The main purpose of applying this regression technique is to develop a model which can explain the variance in the response as much as possible using the independent variables. The ratio of the explained variance by the model to the total variance of the response is known as the coefficient of determination and denoted by R2. We will discuss this statistic in detail later.
But it is an important parameter in regression modelling to ascertain how good the model is. The value of R2 varies between 0 to 1. Now three situations regarding the fitting of the model we may face which are underfitted model, good fit and overfitted model.
Underfit model
This situation arises when the value of R is low. Low R2 value indicates that the proposed model is not explaining the variation of the response adequately. So, the model needs improvement.
Good-fit model
Like, in this case, we have a good R2 value. Which suggests a good fit of the model and it can be used for prediction.
Overfit model
Sometimes models become too complex with lots of variables and parameters. Such complex models get trained by the data too well and give a very high R2 value almost close to 1.0. But they can not predict well when tested with a different set of data. This is because the model being too complex becomes too specific to a particular situation. Such models are called overfitted models.
Dataset used
The dataset used here is the same we used in the Simple Linear Regression. But in this case all the explanatory/independent variables were considered for modelling purpose. The database is an imaginary one and based on my experience of modelling tree data.

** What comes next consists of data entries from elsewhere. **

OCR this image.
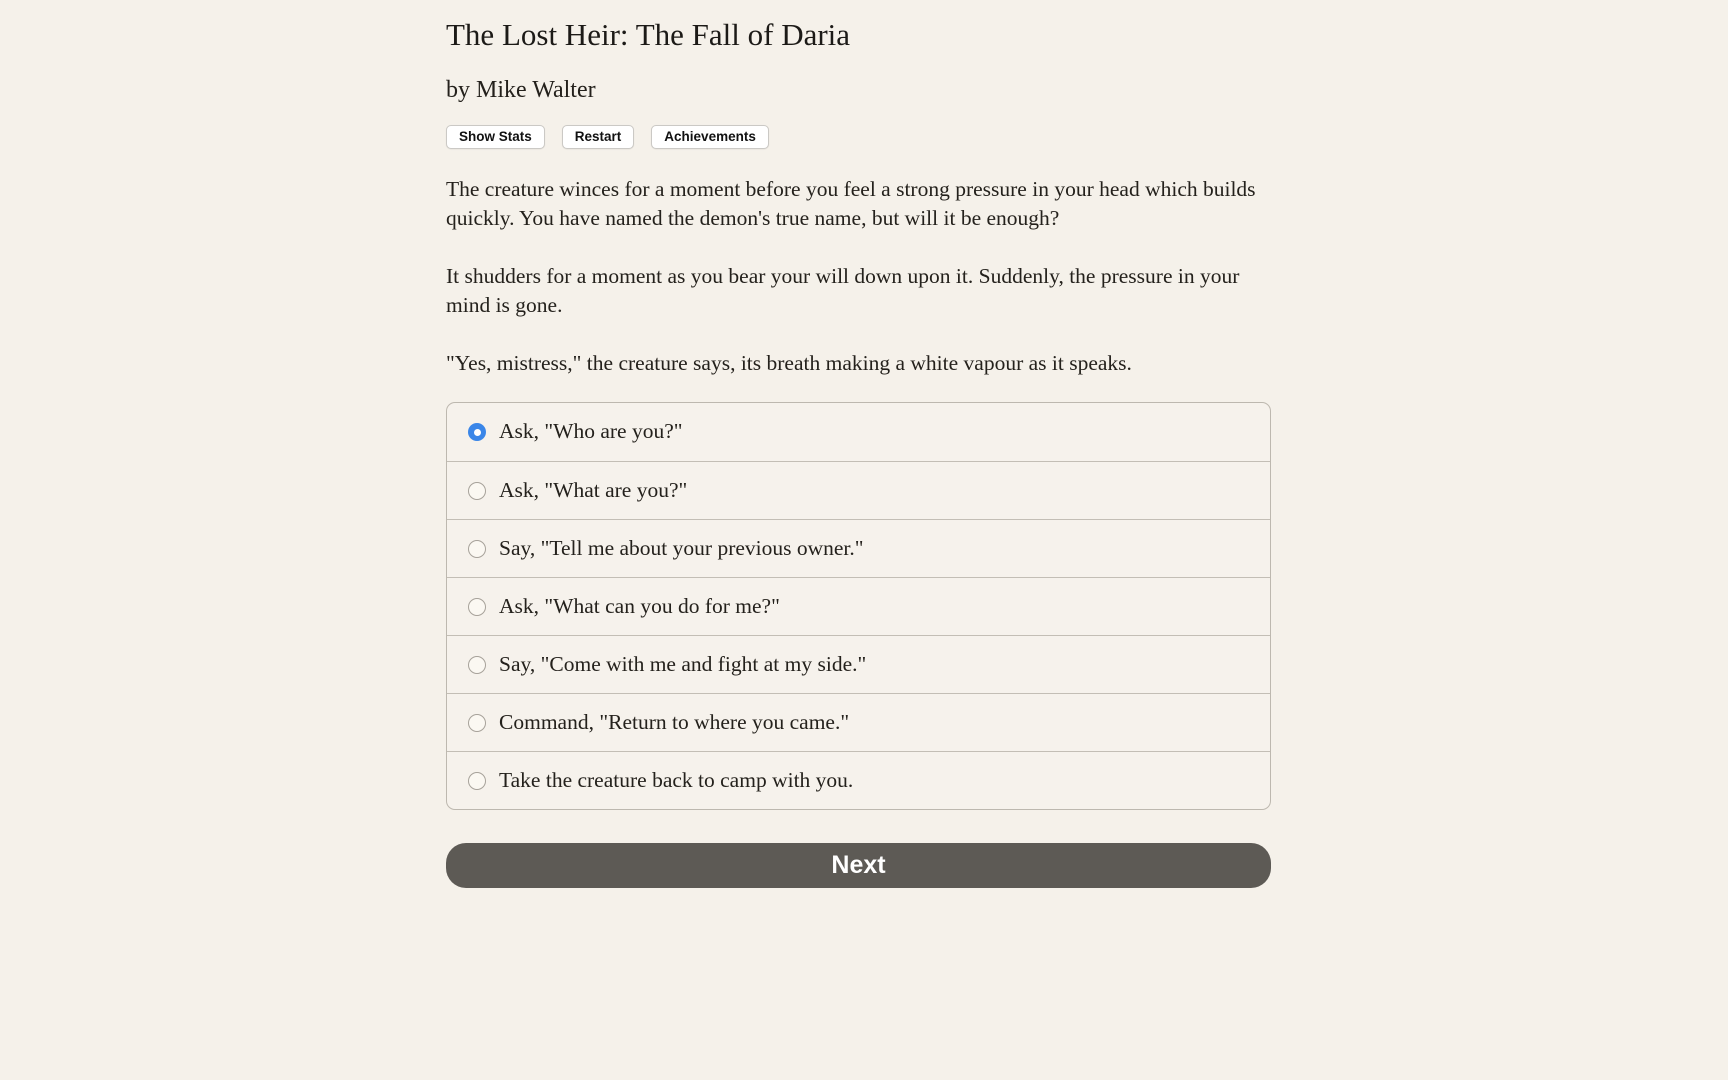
The Lost Heir: The Fall of Daria
by Mike Walter
Show Stats	Restart	Achievements

The creature winces for a moment before you feel a strong pressure in your head which builds quickly. You have named the demon's true name, but will it be enough?

It shudders for a moment as you bear your will down upon it. Suddenly, the pressure in your mind is gone.

"Yes, mistress," the creature says, its breath making a white vapour as it speaks.

Ask, "Who are you?"
Ask, "What are you?"
Say, "Tell me about your previous owner."
Ask, "What can you do for me?"
Say, "Come with me and fight at my side."
Command, "Return to where you came."
Take the creature back to camp with you.
Next
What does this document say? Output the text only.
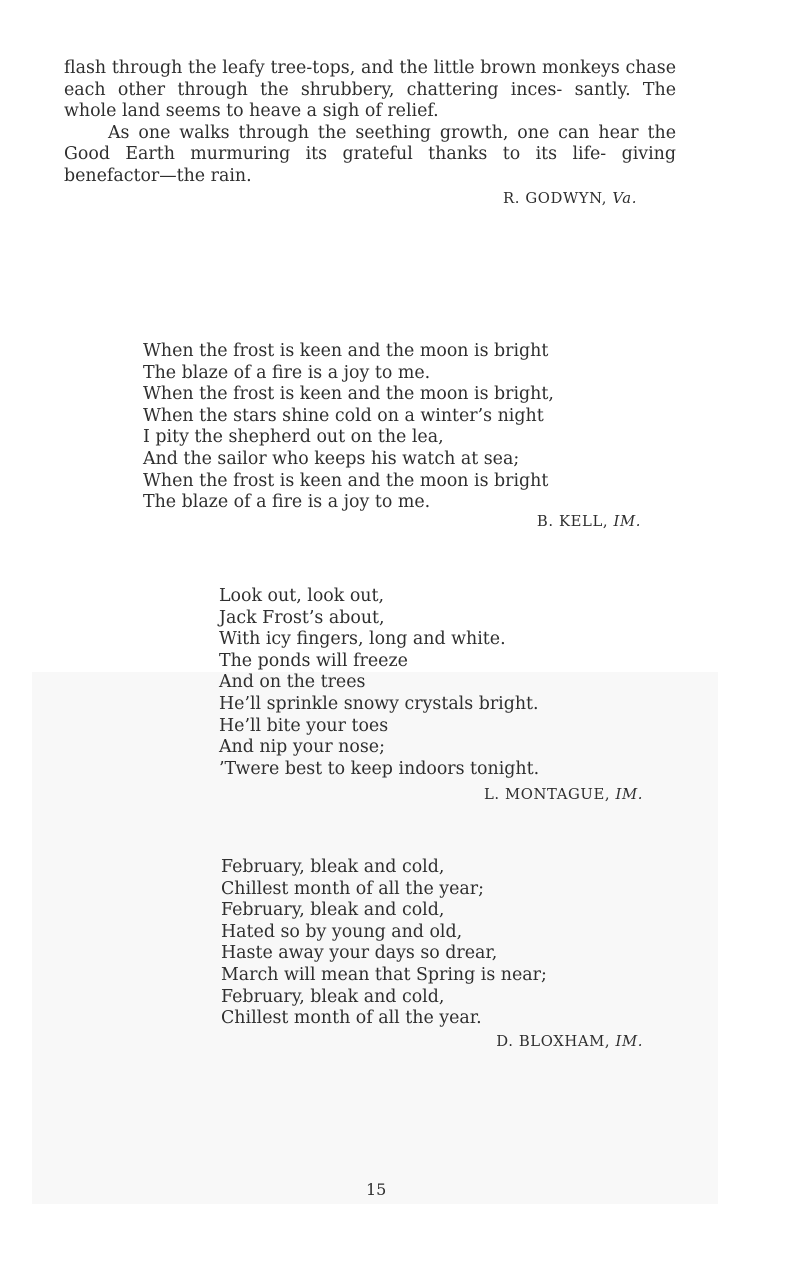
flash through the leafy tree-tops, and the little brown monkeys chase each other through the shrubbery, chattering inces- santly. The whole land seems to heave a sigh of relief.

As one walks through the seething growth, one can hear the Good Earth murmuring its grateful thanks to its life- giving benefactor—the rain.

R. GODWYN, Va.
When the frost is keen and the moon is bright
The blaze of a fire is a joy to me.
When the frost is keen and the moon is bright,
When the stars shine cold on a winter’s night
I pity the shepherd out on the lea,
And the sailor who keeps his watch at sea;
When the frost is keen and the moon is bright
The blaze of a fire is a joy to me.
B. KELL, IM.
Look out, look out,
Jack Frost’s about,
With icy fingers, long and white.
The ponds will freeze
And on the trees
He’ll sprinkle snowy crystals bright.
He’ll bite your toes
And nip your nose;
’Twere best to keep indoors tonight.
L. MONTAGUE, IM.
February, bleak and cold,
Chillest month of all the year;
February, bleak and cold,
Hated so by young and old,
Haste away your days so drear,
March will mean that Spring is near;
February, bleak and cold,
Chillest month of all the year.
D. BLOXHAM, IM.
15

The dataset contains data on tree total biomass above the ground and several other tree physical parameters like tree commercial bole height, diameter, height, first forking height, diameter at breast height, basal area. Tree_biomass is the dependent variable here which depends on all other independent variables.
Here is a glimpse of the database:
If you find any difficulty to understand the variables, just don’t bother about their names. Take them as two categories of variables, one is dependent variable, I have denoted it with y here and others are independent variable1, 2, 3 etc. Important is the relationship between these two categories of variables. Whatever their names maybe, you just have to have some experience in their relations.
Assumptions for multiple linear regression
We conduct the regression process assuming some conditions. Without holding these conditions, it is not possible to proceed with the regression process. These are called regression assumptions and they are as below:
Assumption of linearity:
There must be a linear relationship between the independent variables and the response variable. The variables in this imaginary dataset have a linear relationship between them. You can easily check this property by plotting the response variable against each of the explanatory variables.
Assumption of Homoscedasticity:
The residuals or errors that is the difference between observed and estimated values must have constant variance.
Assumption of multivariate normality:
The residuals should follow a normal distribution. We can prepare a normal quantile-quantile plot to check this assumption.
Assumption of absence of multicollinearity:
There should be no multicollinearity between the independent variables i.e. the independent variables should not be linearly related to each other.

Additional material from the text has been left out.